Below are some exercises to practice your SQL skills and help explore the data. You will need to explore the table schemas to complete these exercises. 

You may find it helpful to click on the corresponding .csv files to inspect the data, or look at the columns in each table in the right sidebar.

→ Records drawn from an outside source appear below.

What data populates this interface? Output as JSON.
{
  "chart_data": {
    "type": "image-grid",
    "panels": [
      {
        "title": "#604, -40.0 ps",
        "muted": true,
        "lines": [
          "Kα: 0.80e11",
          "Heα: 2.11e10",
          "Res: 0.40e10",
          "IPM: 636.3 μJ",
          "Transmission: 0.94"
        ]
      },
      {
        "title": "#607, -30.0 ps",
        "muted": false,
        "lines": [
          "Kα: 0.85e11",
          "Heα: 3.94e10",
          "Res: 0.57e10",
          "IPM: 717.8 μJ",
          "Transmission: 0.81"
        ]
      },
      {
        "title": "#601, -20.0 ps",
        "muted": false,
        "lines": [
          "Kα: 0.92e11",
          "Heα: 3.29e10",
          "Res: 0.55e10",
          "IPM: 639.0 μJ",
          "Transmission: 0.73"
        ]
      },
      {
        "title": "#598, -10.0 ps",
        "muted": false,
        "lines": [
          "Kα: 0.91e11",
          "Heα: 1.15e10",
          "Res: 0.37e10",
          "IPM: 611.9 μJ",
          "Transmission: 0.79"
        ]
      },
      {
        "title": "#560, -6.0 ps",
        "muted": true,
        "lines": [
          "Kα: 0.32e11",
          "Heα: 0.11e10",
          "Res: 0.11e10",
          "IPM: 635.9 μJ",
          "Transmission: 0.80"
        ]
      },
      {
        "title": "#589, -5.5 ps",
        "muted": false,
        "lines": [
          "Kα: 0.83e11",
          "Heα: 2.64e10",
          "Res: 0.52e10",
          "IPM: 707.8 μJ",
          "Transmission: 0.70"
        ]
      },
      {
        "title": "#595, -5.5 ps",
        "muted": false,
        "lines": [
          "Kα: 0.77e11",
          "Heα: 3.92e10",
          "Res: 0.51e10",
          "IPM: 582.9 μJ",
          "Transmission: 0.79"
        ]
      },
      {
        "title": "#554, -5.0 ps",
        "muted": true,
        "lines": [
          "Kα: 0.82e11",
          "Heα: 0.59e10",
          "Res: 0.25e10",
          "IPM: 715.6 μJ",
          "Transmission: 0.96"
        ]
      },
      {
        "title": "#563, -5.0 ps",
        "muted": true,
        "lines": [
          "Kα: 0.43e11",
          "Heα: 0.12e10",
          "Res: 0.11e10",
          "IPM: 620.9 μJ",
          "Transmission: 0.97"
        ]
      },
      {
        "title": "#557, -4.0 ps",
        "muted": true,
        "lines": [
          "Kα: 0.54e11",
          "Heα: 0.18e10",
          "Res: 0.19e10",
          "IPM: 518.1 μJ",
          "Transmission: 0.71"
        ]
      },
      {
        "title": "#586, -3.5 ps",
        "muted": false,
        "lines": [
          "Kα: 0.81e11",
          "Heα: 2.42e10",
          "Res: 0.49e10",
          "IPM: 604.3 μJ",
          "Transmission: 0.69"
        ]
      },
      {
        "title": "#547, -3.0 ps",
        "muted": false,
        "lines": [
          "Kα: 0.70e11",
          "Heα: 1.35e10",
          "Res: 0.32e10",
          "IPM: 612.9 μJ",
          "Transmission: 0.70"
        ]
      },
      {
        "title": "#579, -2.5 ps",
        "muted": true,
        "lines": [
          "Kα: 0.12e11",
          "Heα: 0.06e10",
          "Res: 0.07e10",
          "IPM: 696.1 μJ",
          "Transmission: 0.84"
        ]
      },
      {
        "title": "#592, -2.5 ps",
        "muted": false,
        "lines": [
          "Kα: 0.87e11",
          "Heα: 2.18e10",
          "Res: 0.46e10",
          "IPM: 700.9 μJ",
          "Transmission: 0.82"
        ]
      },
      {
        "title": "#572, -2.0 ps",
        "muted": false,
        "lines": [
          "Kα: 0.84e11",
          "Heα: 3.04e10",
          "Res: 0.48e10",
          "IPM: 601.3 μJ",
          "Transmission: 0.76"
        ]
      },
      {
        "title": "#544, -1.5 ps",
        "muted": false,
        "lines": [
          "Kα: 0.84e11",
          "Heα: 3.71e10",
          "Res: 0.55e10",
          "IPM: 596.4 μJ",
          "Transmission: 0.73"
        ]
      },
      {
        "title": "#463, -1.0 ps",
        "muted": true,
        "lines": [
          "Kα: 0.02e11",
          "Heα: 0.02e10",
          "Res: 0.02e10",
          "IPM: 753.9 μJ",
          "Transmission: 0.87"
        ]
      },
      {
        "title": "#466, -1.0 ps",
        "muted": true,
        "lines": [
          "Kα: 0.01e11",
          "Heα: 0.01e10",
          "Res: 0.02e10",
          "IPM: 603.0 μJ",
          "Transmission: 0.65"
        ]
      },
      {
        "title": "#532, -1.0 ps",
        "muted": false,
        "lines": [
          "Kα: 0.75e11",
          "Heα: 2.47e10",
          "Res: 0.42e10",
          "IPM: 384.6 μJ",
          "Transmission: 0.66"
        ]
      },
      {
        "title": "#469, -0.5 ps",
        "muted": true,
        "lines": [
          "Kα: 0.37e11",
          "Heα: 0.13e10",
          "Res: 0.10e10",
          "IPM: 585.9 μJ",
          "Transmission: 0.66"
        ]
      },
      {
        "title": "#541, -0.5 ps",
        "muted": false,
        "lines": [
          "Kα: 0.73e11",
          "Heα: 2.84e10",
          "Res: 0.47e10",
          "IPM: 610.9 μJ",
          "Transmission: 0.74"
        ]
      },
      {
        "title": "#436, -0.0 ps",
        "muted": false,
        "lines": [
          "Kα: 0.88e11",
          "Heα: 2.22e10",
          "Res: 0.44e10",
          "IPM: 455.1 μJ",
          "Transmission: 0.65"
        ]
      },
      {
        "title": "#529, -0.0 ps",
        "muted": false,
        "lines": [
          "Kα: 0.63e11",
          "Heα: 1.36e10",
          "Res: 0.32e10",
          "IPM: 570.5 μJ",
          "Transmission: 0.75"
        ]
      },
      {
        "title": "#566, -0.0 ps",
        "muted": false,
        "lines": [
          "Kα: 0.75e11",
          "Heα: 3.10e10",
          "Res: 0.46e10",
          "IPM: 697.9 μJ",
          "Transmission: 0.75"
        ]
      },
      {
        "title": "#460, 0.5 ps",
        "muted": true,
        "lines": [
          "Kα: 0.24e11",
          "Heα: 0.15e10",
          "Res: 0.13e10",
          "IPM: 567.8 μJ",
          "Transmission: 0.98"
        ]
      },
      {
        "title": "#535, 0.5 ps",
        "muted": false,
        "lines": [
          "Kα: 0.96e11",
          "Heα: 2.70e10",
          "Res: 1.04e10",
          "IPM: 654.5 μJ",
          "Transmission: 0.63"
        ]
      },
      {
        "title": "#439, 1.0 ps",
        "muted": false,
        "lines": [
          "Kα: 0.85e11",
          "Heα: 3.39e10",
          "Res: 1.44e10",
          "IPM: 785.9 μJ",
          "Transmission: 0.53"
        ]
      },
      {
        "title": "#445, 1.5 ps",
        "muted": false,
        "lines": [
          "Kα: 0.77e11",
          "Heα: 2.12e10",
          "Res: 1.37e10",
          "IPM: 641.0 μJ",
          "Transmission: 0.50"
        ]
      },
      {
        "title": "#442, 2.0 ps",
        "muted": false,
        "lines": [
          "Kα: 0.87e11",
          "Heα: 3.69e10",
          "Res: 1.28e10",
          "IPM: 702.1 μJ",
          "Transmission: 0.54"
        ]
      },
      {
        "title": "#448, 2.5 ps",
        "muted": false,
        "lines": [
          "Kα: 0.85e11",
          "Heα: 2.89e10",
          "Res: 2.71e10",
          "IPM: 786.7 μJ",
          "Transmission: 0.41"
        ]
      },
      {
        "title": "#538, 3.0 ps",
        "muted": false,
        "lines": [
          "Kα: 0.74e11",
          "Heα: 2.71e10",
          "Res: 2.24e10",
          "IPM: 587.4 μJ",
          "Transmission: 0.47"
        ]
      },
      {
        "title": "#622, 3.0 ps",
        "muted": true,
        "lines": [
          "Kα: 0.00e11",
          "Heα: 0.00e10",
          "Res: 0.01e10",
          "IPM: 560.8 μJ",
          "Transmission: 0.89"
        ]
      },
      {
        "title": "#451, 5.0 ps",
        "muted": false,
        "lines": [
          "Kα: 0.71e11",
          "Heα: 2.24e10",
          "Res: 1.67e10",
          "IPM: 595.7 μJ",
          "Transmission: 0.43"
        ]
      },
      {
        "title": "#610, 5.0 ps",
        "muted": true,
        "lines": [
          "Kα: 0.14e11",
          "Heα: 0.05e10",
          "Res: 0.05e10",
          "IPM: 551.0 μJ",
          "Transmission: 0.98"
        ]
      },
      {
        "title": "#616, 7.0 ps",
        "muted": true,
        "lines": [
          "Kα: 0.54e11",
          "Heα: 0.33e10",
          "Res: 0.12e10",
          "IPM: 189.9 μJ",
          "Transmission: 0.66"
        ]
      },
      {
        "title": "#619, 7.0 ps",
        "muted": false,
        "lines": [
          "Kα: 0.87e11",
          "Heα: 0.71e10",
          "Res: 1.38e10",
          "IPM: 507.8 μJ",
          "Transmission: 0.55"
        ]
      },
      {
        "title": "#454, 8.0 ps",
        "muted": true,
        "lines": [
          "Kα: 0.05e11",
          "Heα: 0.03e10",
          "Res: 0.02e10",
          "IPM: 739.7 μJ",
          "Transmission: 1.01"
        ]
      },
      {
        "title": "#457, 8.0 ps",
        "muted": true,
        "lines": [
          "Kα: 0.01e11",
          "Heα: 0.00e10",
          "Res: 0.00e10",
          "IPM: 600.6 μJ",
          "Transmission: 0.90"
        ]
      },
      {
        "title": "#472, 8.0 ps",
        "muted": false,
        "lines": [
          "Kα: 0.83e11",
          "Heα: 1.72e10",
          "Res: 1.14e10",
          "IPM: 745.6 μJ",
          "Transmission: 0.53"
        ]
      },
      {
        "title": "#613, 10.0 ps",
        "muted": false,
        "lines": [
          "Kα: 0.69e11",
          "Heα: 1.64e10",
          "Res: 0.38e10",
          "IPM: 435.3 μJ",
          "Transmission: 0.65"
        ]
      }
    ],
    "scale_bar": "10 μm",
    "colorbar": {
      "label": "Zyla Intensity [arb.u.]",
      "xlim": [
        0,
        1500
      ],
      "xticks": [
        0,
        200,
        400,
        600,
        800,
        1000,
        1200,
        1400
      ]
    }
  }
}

### Exercise 1: Create a table showing the number of listings in each neighborhood

<details>
    <summary><b><u>Click Here for Answer Code</u></b></summary>
    
```sql
    SELECT neighbourhood, COUNT(*)
    FROM listings
    GROUP BY neighbourhood
```   
</details>

### Exercise 2: Create a table showing the 20 listings with the most reviews

<details>
    <summary><b><u>Click Here for Answer Code</u></b></summary>

```sql
    SELECT *
    FROM listings
    ORDER BY number_of_reviews DESC
    LIMIT 20
```
</details>

### Exercise 3: Create a table showing all of the reviews for listings that are "Bed & Breakfast" property types.

<details>
    <summary><b><u>Click Here for Answer Code</u></b></summary>

```sql    
    SELECT *
    FROM reviews
    INNER JOIN listings
        ON listings.id = reviews.listing_id
    WHERE listings.property_type = "Bed & Breakfast"
```
</details>

### Exercise 4: Run your own query using a subquery or CTE.

Note that the syntax and functionality for subqueries and CTEs in data.world are more limited than SQLite, so try creating simple ones.